In Diagramm 3 sind alle Komponenten, auf die zusätzliche Belastungen durch die Betriebskräfte wirken, in den Kurven dargestellt, die von links nach rechts ansteigen; alle Komponenten, die eine Entlastung erfahren, steigen von rechts nach links an. Die Kurven 1, 2 und 3 gelten für verschiedene Vorspannungskräfte (F01, F02 < F01 und F03 = 0). Die Strichellinien beziehen sich auf die Lager selbst, die durchgehenden Linien auf die Lagerposition insgesamt (Lager mit den zugehörigen Komponenten).
Mit Diagramm 4 können die Zusammenhänge beispielsweise zwischen einer Ritzellageranordnung (Bild 2) erläutert werden, wenn Lager A über die Welle und das Gehäuse gegen Lager B vorgespannt wird. Die externe Axialkraft Ka (axiale Komponente der Zahnkräfte) überlagert die Vorspannkraft F01 (Kurve 1) derart, dass das Lager A einer zusätzlichen Belastung ausgesetzt ist, wenn Lager B entlastet wird. Die Belastung in der Lagerposition A wird mit FaA, die für Lagerposition mit B FaB bezeichnet.

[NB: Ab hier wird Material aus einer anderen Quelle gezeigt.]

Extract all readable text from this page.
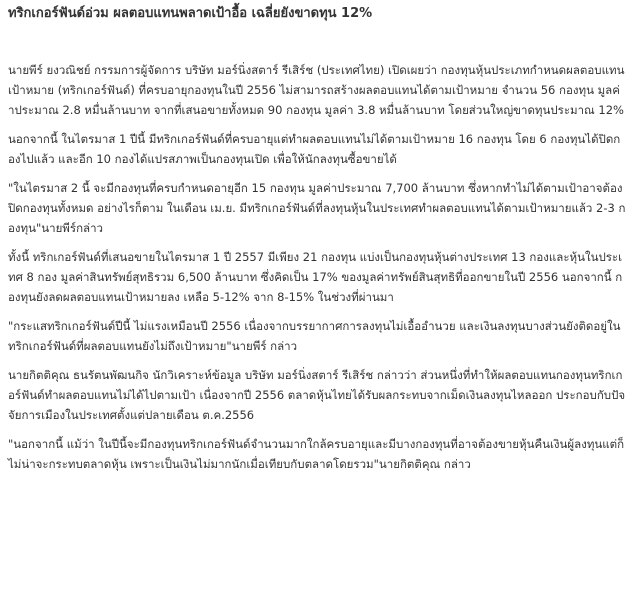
ทริกเกอร์ฟันด์อ่วม ผลตอบแทนพลาดเป้าอื้อ เฉลี่ยยังขาดทุน 12%

นายพีร์ ยงวณิชย์ กรรมการผู้จัดการ บริษัท มอร์นิ่งสตาร์ รีเสิร์ช (ประเทศไทย) เปิดเผยว่า กองทุนหุ้นประเภทกำหนดผลตอบแทนเป้าหมาย (ทริกเกอร์ฟันด์) ที่ครบอายุกองทุนในปี 2556 ไม่สามารถสร้างผลตอบแทนได้ตามเป้าหมาย จำนวน 56 กองทุน มูลค่าประมาณ 2.8 หมื่นล้านบาท จากที่เสนอขายทั้งหมด 90 กองทุน มูลค่า 3.8 หมื่นล้านบาท โดยส่วนใหญ่ขาดทุนประมาณ 12%

นอกจากนี้ ในไตรมาส 1 ปีนี้ มีทริกเกอร์ฟันด์ที่ครบอายุแต่ทำผลตอบแทนไม่ได้ตามเป้าหมาย 16 กองทุน โดย 6 กองทุนได้ปิดกองไปแล้ว และอีก 10 กองได้แปรสภาพเป็นกองทุนเปิด เพื่อให้นักลงทุนซื้อขายได้

"ในไตรมาส 2 นี้ จะมีกองทุนที่ครบกำหนดอายุอีก 15 กองทุน มูลค่าประมาณ 7,700 ล้านบาท ซึ่งหากทำไม่ได้ตามเป้าอาจต้องปิดกองทุนทั้งหมด อย่างไรก็ตาม ในเดือน เม.ย. มีทริกเกอร์ฟันด์ที่ลงทุนหุ้นในประเทศทำผลตอบแทนได้ตามเป้าหมายแล้ว 2-3 กองทุน"นายพีร์กล่าว

ทั้งนี้ ทริกเกอร์ฟันด์ที่เสนอขายในไตรมาส 1 ปี 2557 มีเพียง 21 กองทุน แบ่งเป็นกองทุนหุ้นต่างประเทศ 13 กองและหุ้นในประเทศ 8 กอง มูลค่าสินทรัพย์สุทธิรวม 6,500 ล้านบาท ซึ่งคิดเป็น 17% ของมูลค่าทรัพย์สินสุทธิที่ออกขายในปี 2556 นอกจากนี้ กองทุนยังลดผลตอบแทนเป้าหมายลง เหลือ 5-12% จาก 8-15% ในช่วงที่ผ่านมา

"กระแสทริกเกอร์ฟันด์ปีนี้ ไม่แรงเหมือนปี 2556 เนื่องจากบรรยากาศการลงทุนไม่เอื้ออำนวย และเงินลงทุนบางส่วนยังติดอยู่ในทริกเกอร์ฟันด์ที่ผลตอบแทนยังไม่ถึงเป้าหมาย"นายพีร์ กล่าว

นายกิตติคุณ ธนรัตนพัฒนกิจ นักวิเคราะห์ข้อมูล บริษัท มอร์นิ่งสตาร์ รีเสิร์ช กล่าวว่า ส่วนหนึ่งที่ทำให้ผลตอบแทนกองทุนทริกเกอร์ฟันด์ทำผลตอบแทนไม่ได้ไปตามเป้า เนื่องจากปี 2556 ตลาดหุ้นไทยได้รับผลกระทบจากเม็ดเงินลงทุนไหลออก ประกอบกับปัจจัยการเมืองในประเทศตั้งแต่ปลายเดือน ต.ค.2556

"นอกจากนี้ แม้ว่า ในปีนี้จะมีกองทุนทริกเกอร์ฟันด์จำนวนมากใกล้ครบอายุและมีบางกองทุนที่อาจต้องขายหุ้นคืนเงินผู้ลงทุนแต่ก็ไม่น่าจะกระทบตลาดหุ้น เพราะเป็นเงินไม่มากนักเมื่อเทียบกับตลาดโดยรวม"นายกิตติคุณ กล่าว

Durch den Einfluss der Kraft Ka wird die Ritzelwelle axial um den Betrag δa1 verschoben. Hier wurd die kleinere Vorspannkraft F02 (Kurve 2) ausgewählt, sodass das Lager B durch die Axialkraft Ka entlastet wird, d. h. FaB = 0 und FaA = Ka. Die Ritzelwelle wird in diesem Fall um den Betrag δa2 > δa1 verschoben. Wenn die Lageranordnung nicht vorgespannt ist (Kurve 3), ist die axiale Verschiebung der Ritzelwelle am größten (δa3 > δa2).